I was particularly intrigued to re-read State and Revolution in view of Carroll Quigley’s revelations, in Tragedy and Hope, about the role Wall Street interests played in funding the Bolshevik revolution.
Lenin notes three main differences between Marxists and anarchists as regards the state:
1. Anarchists demand abolition of the state within 24 hours. In contrast, Marxists “know” the state can’t be dissolved until class differences are eliminated. They believe the state (ie the dictatorship of the proletariat) will wither away once the capitalist elite is dissolved.
2. Following revolution, Marxists will substitute organized armed workers for the old state. Anarchists (according to Lenin) have no idea what will replace the state.*
3. Marxists want to make use of the modern (ie capitalist) state to prepare workers for revolution – anarchists reject this as a strategy.
State and Revolution reiterates many of the arguments Marx and his supporters used to expel Bakunin from the First International Working Men’s Association at the 1872 conference in the Hague.
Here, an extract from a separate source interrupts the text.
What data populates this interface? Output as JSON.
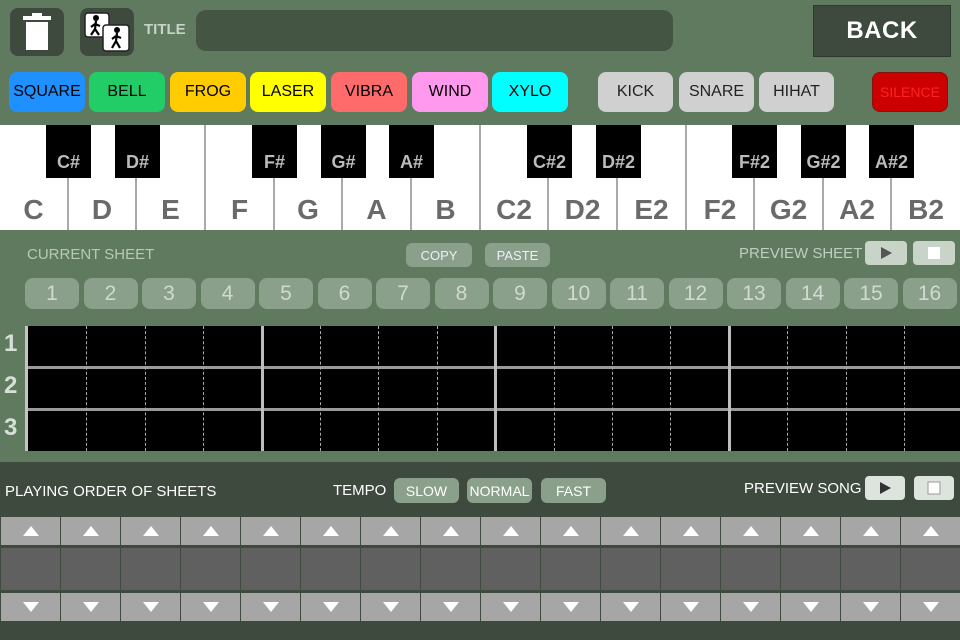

Although the anarchists made up most of the sections of the First International (they were extremely powerful in Spain, where they had the largest contingent of grassroots supporters), Marx and his supporters controlled the General Council (the leadership body) of the First International.
Bakunin, who was unable to attend the Hague conference, called a second rival congress in Saint Imier Switzerland. Bakunin’s international working men’s association was far larger and lasted longer than its much smaller Marxist rival. The latter was largely isolated in United States and collapsed in 1876
I take strong exception to a number of Lenin’s arguments for a strong central state following revolution. Dismissing the anarchist proposal for a federation of self-governing units as totally “Utopian,” he claims that “human nature can’t do without subordination, control and managers” and that a strong (armed) central government is essential to “suppress excesses on the part of idlers, gentlefolk and swindlers.”
In my view, Lenin makes a big mistake in blaming “human nature” for the social problems that clearly result from capitalist oppression and exploitation.
Nevertheless his observations about the fraudulent nature of representative democracy suggest little has changed over the last hundred years:
“In any parliamentary country, the actual work of the state is done behind the scenes and is carried out by the departments, the offices and the staffs. Parliament itself is given up to talk for the specific purpose of fooling the people.”
*Untrue. Bakunin, the founder of collective anarchism (aka participatory democracy), proposed replacing the state with federations of collective work places and communes.